Houston-based Compaq, meanwhile, is focusing on storage on demand. The company will build IP networks to extend Fibre Channel connections across metropolitan area networks this year, with full-IP global storage networks in 2004, according to Mark Lewis, vice president and general manager of Compaqs Enterprise Storage Group. Such IP networks are relatively easy to manage, and companies can put the storage onto the same physical network as their data, enabling them to get rid of many of their storage-related wires and routers. However, the trade-off is performance and security.
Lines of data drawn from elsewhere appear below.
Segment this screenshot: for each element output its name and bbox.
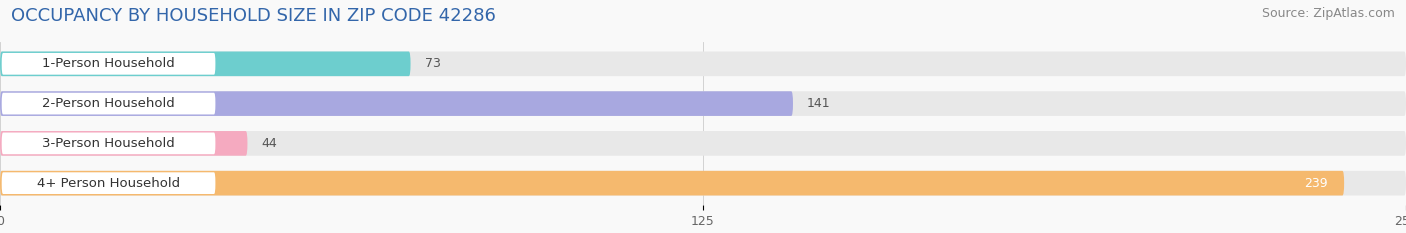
Text: 239: 239: [1303, 177, 1327, 190]
Text: 2-Person Household: 2-Person Household: [42, 97, 174, 110]
FancyBboxPatch shape: [1, 93, 215, 114]
FancyBboxPatch shape: [0, 171, 1344, 195]
Text: 4+ Person Household: 4+ Person Household: [37, 177, 180, 190]
Text: 44: 44: [262, 137, 277, 150]
FancyBboxPatch shape: [1, 53, 215, 75]
FancyBboxPatch shape: [0, 91, 793, 116]
FancyBboxPatch shape: [1, 172, 215, 194]
Text: OCCUPANCY BY HOUSEHOLD SIZE IN ZIP CODE 42286: OCCUPANCY BY HOUSEHOLD SIZE IN ZIP CODE …: [11, 7, 496, 25]
Text: 73: 73: [425, 57, 440, 70]
Text: Source: ZipAtlas.com: Source: ZipAtlas.com: [1261, 7, 1395, 20]
FancyBboxPatch shape: [0, 171, 1406, 195]
FancyBboxPatch shape: [0, 51, 1406, 76]
Text: 1-Person Household: 1-Person Household: [42, 57, 174, 70]
FancyBboxPatch shape: [0, 51, 411, 76]
FancyBboxPatch shape: [1, 133, 215, 154]
Text: 3-Person Household: 3-Person Household: [42, 137, 174, 150]
Text: 141: 141: [807, 97, 831, 110]
FancyBboxPatch shape: [0, 91, 1406, 116]
FancyBboxPatch shape: [0, 131, 247, 156]
FancyBboxPatch shape: [0, 131, 1406, 156]
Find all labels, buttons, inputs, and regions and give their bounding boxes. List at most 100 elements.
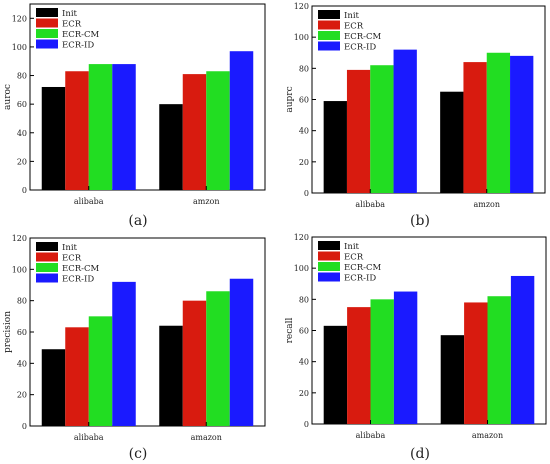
bar-ecr-cm-alibaba bbox=[88, 316, 113, 426]
bar-ecr-id-amzon bbox=[229, 51, 254, 190]
legend-swatch bbox=[36, 39, 58, 49]
bar-ecr-alibaba bbox=[65, 71, 89, 190]
caption-d: (d) bbox=[410, 446, 430, 462]
bar-ecr-cm-amazon bbox=[206, 291, 230, 426]
legend-label: ECR bbox=[344, 253, 364, 263]
legend-swatch bbox=[318, 10, 340, 19]
y-tick-label: 80 bbox=[17, 72, 27, 81]
y-tick-label: 120 bbox=[12, 234, 27, 243]
caption-b: (b) bbox=[410, 213, 430, 229]
y-tick-label: 60 bbox=[17, 100, 27, 109]
y-tick-label: 100 bbox=[294, 264, 309, 273]
y-tick-label: 0 bbox=[304, 189, 309, 198]
bar-ecr-cm-alibaba bbox=[370, 299, 394, 424]
legend-label: Init bbox=[344, 11, 360, 21]
bar-ecr-id-alibaba bbox=[112, 64, 136, 190]
bar-init-amzon bbox=[159, 104, 183, 190]
bar-init-alibaba bbox=[323, 325, 348, 424]
bar-ecr-id-amazon bbox=[229, 278, 254, 426]
bar-ecr-amzon bbox=[463, 62, 487, 193]
x-tick-label: amazon bbox=[472, 431, 503, 440]
y-tick-label: 100 bbox=[294, 33, 309, 42]
bar-ecr-cm-alibaba bbox=[370, 65, 394, 193]
y-tick-label: 40 bbox=[299, 358, 309, 367]
y-tick-label: 20 bbox=[17, 157, 27, 166]
y-tick-label: 20 bbox=[299, 389, 309, 398]
legend-label: ECR-ID bbox=[62, 275, 94, 285]
legend-swatch bbox=[36, 273, 58, 283]
y-tick-label: 40 bbox=[17, 359, 27, 368]
y-tick-label: 0 bbox=[22, 186, 27, 195]
y-tick-label: 40 bbox=[299, 127, 309, 136]
bar-ecr-amazon bbox=[182, 300, 207, 426]
bar-ecr-cm-alibaba bbox=[88, 64, 113, 190]
y-tick-label: 60 bbox=[299, 96, 309, 105]
y-tick-label: 80 bbox=[299, 64, 309, 73]
chart-2: 0 20 40 60 80 100 120 precision alibaba amazon Ini… bbox=[3, 234, 266, 442]
legend-swatch bbox=[318, 20, 340, 30]
x-tick-label: alibaba bbox=[355, 200, 385, 209]
x-tick-label: alibaba bbox=[74, 197, 104, 206]
bar-init-alibaba bbox=[323, 101, 347, 193]
legend-swatch bbox=[36, 8, 58, 17]
bar-ecr-cm-amzon bbox=[486, 52, 511, 193]
legend-swatch bbox=[36, 29, 58, 38]
y-tick-label: 0 bbox=[22, 422, 27, 431]
caption-c: (c) bbox=[129, 446, 148, 462]
y-tick-label: 20 bbox=[299, 158, 309, 167]
bar-init-alibaba bbox=[41, 86, 66, 190]
legend-swatch bbox=[318, 272, 340, 282]
legend-swatch bbox=[318, 241, 340, 250]
bar-ecr-id-alibaba bbox=[393, 291, 418, 424]
legend-label: Init bbox=[62, 9, 78, 19]
y-tick-label: 20 bbox=[17, 391, 27, 400]
y-tick-label: 120 bbox=[294, 2, 309, 11]
caption-a: (a) bbox=[128, 213, 147, 229]
legend-label: ECR-CM bbox=[62, 30, 99, 40]
bar-ecr-amazon bbox=[464, 302, 488, 424]
legend-swatch bbox=[36, 263, 58, 272]
legend-label: Init bbox=[344, 242, 360, 252]
bar-ecr-id-amzon bbox=[510, 55, 534, 193]
y-tick-label: 120 bbox=[294, 233, 309, 242]
bar-ecr-alibaba bbox=[346, 69, 371, 193]
y-axis-label: recall bbox=[285, 317, 295, 343]
legend-swatch bbox=[318, 251, 340, 261]
bar-ecr-cm-amzon bbox=[206, 71, 230, 190]
y-tick-label: 80 bbox=[17, 297, 27, 306]
legend-swatch bbox=[36, 242, 58, 251]
bar-init-amzon bbox=[440, 91, 464, 193]
x-tick-label: amzon bbox=[193, 197, 220, 206]
legend-swatch bbox=[318, 31, 340, 40]
x-tick-label: alibaba bbox=[356, 431, 386, 440]
bar-ecr-alibaba bbox=[347, 307, 371, 424]
y-axis-label: auroc bbox=[3, 84, 13, 110]
y-tick-label: 80 bbox=[299, 295, 309, 304]
x-tick-label: alibaba bbox=[74, 433, 104, 442]
y-axis-label: auprc bbox=[285, 86, 295, 112]
y-tick-label: 60 bbox=[17, 328, 27, 337]
y-tick-label: 60 bbox=[299, 327, 309, 336]
y-tick-label: 40 bbox=[17, 129, 27, 138]
bar-ecr-alibaba bbox=[65, 327, 89, 426]
bar-ecr-id-amazon bbox=[510, 275, 535, 424]
y-tick-label: 0 bbox=[304, 420, 309, 429]
y-tick-label: 120 bbox=[12, 14, 27, 23]
legend-swatch bbox=[318, 41, 340, 51]
legend-label: ECR-CM bbox=[344, 32, 381, 42]
bar-ecr-amzon bbox=[182, 74, 207, 190]
legend-swatch bbox=[318, 262, 340, 271]
legend-label: ECR-CM bbox=[62, 264, 99, 274]
legend-swatch bbox=[36, 18, 58, 28]
x-tick-label: amazon bbox=[191, 433, 222, 442]
bar-init-amazon bbox=[440, 335, 465, 424]
legend-label: ECR-CM bbox=[344, 263, 381, 273]
plot-frame bbox=[29, 3, 266, 191]
legend-label: Init bbox=[62, 243, 78, 253]
y-axis-label: precision bbox=[3, 311, 13, 353]
legend-label: ECR bbox=[62, 254, 82, 264]
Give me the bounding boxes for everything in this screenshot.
Meanwhile, vendors such as Imperial Technology Inc., of El Segundo, Calif., are pushing solid-state disk technology, where RAM is used as permanent storage. Imperial announced SAN connectivity last month, which would allow all servers to use the fast memory.
Users may also see help managing all this in the form of software/hardware concepts. A likely scenario, said Tony Prigmore, an analyst with Enterprise Storage Group Inc., in Milford, Mass., is for storage management software to take on much of the functionality of the now largely defunct storage service provider niche—but executed inside larger enterprises.
That, Prigmore said, could be useful “if were going to server blocks and files, and we want to be able to have a utility-type infrastructure.” In addition, users will get help managing storage complexity as more intelligence is moved into switches, whether through software or add-on appliances, similar to the direction being taken by Brocade and McData. (See story, Page 28.)
At the Storage Networking World show in Palm Desert, Calif., this week, Cisco Systems Inc., of San Jose, Calif., will announce a firmware update with new iSCSI drivers and more Unix support for its SN 5420 IP storage routers, said Doug Ingraham, senior manager of product management at Ciscos Storage Technology Group.
Cisco will also announce the qualification of the router with IBMs Shark line of high-end storage devices.
The mind-boggling number of choices to present themselves over the next year promises to keep IT administrators busy, said Charlie Orndorff, CIO at Crossmark Inc., a Plano, Texas, sales and marketing company. Crossmark runs 4 terabytes of data on Compaq systems.
“One of the things were going to be looking at is a NAS front end so that we can use the existing drives,” Orndorff said, adding that a year from now, it will be important to be able to allocate data among SAN, NAS and other, newer devices.
“The reason we havent looked extensively at it [yet] is the lack of compatibility” between disparate systems, Orndorff said.